A ureteral bud that originates from a mesonephric duct that is in a more
cranial position than is normally found causes the development of ureteral
ectopia and renal dysplasia. In females, an ectopic ureter may terminate
proximal to, at, or distal to the urethral sphincter in the urethra,
vestibule, vagina, perineum, uterus, fallopian tube, Gartner's duct cyst, or
rectum. MCDK may be associated with lateral ectopy of the ureter, resulting in
misalignment of the ureteral bud as it grows cephalad to the metanephric
blastema or in obstruction anywhere in the urinary tract during early
gestation [9]. An example of
the latter mechanism is the dilated ureter in one of our patients, which could
be traced from the MCDK to the obstructed ipsilateral vagina. MCDK detected in
utero or in the neonatal period may involute; the cysts may disappear later
and mimic renal agenesis
[10].
In two of our patients, the MCDK was associated with a uterus didelphys
with obstruction of the ipsilateral vagina (Fig.
1A,1B,1C,1D).
This genital malformation is due to incomplete fusion of the
müllerian ducts and unilateral occlusion of the
duplicated müllerian system
[5]. In the third patient,
unilateral renal agenesis was associated with a Gartner's duct cyst (Fig.
2A,2B,2C,2D).
This cyst, a remnant of the wolffian duct, may occur anywhere in the ovary,
broad ligament, uterine walls, or vagina
[6]. A Gartner's duct cyst can
communicate with the uterus or vagina; in our patient, no communication could
be visualized.
Because of the frequent association of concomitant wolffian and
müllerian duct developmental anomalies
[1,2,3,4,5,6,7,8],
female neonates with renal malformations need to be screened for genital
anomalies.
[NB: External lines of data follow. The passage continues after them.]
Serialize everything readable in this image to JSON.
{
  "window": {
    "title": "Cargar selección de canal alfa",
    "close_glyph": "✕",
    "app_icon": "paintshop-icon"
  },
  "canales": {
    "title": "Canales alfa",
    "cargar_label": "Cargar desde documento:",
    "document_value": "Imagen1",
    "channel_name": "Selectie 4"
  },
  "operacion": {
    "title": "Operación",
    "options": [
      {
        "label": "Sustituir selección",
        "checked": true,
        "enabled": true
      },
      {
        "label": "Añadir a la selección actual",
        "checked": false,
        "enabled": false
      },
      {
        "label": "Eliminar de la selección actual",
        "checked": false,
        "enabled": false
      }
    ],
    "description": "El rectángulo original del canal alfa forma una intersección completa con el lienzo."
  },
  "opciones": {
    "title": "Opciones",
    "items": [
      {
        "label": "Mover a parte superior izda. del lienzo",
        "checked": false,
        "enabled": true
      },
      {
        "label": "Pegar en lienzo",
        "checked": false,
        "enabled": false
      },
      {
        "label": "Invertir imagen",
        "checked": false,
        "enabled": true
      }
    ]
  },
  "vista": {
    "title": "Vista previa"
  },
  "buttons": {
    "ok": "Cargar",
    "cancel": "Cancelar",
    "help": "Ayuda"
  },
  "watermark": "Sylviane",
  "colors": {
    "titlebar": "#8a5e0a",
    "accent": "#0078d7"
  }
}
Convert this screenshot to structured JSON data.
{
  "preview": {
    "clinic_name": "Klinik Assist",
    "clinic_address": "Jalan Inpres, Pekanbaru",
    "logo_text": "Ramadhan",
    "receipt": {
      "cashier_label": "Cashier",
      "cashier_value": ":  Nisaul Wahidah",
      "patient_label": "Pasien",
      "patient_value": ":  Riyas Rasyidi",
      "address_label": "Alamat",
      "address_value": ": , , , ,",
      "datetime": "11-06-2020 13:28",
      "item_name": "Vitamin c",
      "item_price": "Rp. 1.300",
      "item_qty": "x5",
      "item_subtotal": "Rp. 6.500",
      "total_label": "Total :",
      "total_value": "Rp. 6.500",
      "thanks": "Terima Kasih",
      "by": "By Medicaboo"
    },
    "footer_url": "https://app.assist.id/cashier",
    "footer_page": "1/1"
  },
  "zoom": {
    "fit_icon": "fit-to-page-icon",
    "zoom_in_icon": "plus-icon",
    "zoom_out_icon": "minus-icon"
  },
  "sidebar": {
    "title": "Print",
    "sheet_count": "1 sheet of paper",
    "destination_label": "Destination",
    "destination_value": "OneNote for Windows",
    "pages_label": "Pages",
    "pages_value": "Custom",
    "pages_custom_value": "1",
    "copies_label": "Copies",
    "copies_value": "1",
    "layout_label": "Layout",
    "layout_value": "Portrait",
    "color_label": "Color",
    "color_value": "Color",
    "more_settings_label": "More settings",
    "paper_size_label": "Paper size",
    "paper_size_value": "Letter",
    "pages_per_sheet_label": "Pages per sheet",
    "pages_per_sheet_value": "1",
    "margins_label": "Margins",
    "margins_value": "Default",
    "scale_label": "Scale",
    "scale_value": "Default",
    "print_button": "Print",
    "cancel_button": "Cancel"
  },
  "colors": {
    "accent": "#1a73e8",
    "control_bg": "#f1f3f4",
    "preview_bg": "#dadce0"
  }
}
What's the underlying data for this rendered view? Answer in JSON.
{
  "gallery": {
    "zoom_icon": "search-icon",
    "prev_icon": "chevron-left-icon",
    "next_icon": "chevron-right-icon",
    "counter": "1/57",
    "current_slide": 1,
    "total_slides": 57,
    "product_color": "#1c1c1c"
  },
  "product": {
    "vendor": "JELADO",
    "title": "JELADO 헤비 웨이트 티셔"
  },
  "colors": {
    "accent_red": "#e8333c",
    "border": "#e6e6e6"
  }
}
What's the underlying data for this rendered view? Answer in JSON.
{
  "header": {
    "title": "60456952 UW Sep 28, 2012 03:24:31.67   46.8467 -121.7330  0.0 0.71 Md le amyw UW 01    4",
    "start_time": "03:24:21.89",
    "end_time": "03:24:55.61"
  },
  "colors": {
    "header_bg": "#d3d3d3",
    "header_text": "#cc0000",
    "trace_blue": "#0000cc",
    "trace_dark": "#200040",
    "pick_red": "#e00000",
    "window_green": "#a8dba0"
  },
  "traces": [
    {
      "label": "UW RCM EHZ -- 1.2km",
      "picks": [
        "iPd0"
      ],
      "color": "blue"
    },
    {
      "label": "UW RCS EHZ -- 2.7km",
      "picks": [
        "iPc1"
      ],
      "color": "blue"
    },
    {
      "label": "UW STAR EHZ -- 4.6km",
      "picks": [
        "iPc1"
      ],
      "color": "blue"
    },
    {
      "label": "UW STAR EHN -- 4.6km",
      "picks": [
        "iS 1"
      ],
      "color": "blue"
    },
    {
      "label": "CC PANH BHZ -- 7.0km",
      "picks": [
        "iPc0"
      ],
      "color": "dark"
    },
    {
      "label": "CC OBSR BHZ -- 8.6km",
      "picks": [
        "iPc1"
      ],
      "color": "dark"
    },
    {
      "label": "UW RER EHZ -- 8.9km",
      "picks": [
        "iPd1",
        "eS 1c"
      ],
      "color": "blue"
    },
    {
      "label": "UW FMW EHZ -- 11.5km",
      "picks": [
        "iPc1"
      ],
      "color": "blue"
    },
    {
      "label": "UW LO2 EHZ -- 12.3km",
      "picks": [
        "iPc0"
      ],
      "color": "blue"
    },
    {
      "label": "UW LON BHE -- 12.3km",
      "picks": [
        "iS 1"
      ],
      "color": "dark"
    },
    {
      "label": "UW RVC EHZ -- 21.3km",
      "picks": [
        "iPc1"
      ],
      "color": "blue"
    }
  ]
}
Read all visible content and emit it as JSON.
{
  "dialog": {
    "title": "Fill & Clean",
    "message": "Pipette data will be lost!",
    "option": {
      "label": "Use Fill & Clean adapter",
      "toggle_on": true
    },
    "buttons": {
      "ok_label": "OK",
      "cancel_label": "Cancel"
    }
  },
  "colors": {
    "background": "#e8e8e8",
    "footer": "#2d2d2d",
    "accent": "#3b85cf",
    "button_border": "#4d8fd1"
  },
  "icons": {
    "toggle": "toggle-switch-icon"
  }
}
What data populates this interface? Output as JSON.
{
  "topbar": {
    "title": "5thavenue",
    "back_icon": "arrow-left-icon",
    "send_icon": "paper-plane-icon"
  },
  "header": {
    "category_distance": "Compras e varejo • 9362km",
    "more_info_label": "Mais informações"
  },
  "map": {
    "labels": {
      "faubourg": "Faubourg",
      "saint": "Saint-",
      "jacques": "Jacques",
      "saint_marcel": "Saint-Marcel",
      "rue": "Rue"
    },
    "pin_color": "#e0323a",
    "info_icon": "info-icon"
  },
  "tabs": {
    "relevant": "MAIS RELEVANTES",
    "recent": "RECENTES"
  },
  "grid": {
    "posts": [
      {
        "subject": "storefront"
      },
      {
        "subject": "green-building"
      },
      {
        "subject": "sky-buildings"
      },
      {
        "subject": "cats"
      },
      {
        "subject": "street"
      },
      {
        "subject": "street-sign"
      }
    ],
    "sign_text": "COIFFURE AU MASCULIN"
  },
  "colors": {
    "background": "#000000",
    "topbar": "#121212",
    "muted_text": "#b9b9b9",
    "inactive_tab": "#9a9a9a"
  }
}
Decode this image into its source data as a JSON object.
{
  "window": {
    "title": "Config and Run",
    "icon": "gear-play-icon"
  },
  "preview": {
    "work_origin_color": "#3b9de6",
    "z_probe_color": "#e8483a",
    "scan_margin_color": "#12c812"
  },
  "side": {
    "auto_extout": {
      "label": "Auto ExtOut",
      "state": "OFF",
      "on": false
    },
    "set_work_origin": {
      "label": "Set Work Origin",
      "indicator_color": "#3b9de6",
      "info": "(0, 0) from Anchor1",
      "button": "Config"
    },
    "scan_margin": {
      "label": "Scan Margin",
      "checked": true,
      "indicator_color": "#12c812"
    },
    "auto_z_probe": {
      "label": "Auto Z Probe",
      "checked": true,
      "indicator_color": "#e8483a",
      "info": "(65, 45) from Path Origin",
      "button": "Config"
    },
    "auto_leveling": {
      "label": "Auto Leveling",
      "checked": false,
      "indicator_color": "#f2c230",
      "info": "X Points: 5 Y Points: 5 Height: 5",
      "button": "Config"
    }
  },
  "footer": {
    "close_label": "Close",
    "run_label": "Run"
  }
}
Under the influence of maternal and placental hormones, the size of
the uterus increases late in gestation and displays a definable endometrial
stripe. Thus, the uterus can readily be examined in the neonatal period using
transabdominal sonography to provide an early and accurate diagnosis. Fluid
instillation into the vagina further improves diagnostic value of sonography
by providing considerably better visualization of the vagina and adjacent
structures and allowing cystic structures to be more precisely classified
(Figs. 1C,
2B, and
2C). This method is
comparatively simple and noninvasive
[11]. After the neonatal
period, the uterus regresses in size and has a tubular shape; the endometrium
is not apparent, making it almost impossible to evaluate uterine
anomalies.
Alternative or additional diagnostic tools currently available for
determining genital malformations in infants are genitography with contrast
media and MR imaging. Genitography has the disadvantage of exposing the
patient to ionizing radiation and iodinated contrast material. Moreover,
visualization is limited to the inner contour of the genital tract.
Frequently, the uterus is not completely filled with contrast material
[7], and so the proximal
impression of the cervix or cervices or the lateral impression caused by an
obstructed hemivagina may evade diagnosis. In our patients, traditional
genitography was clearly inferior to sonography in revealing and allowing
classification of genital anomalies. The disadvantages of MR imaging are that
it is expensive and generally requires anesthesia in pediatric patients. As in
sonography, the diagnostic accuracy of MR imaging may be improved by
instilling a 0.9 normal saline solution in the vagina.
In conclusion, early and accurate diagnosis of genital malformations
hastens the provision of appropriate treatment or eliminates unnecessary
surgical exploration at puberty when patients with unilateral vaginal
obstruction become symptomatic with acute abdominal pain and dysmenorrhea
[1,
2,
7,
12]. Pelvic sonography is a
noninvasive and cost-effective imaging technique suitable for use in
evaluating genital anomalies in neonatal patients with renal malformations.
Instillation of a saline solution further improves diagnostic accuracy.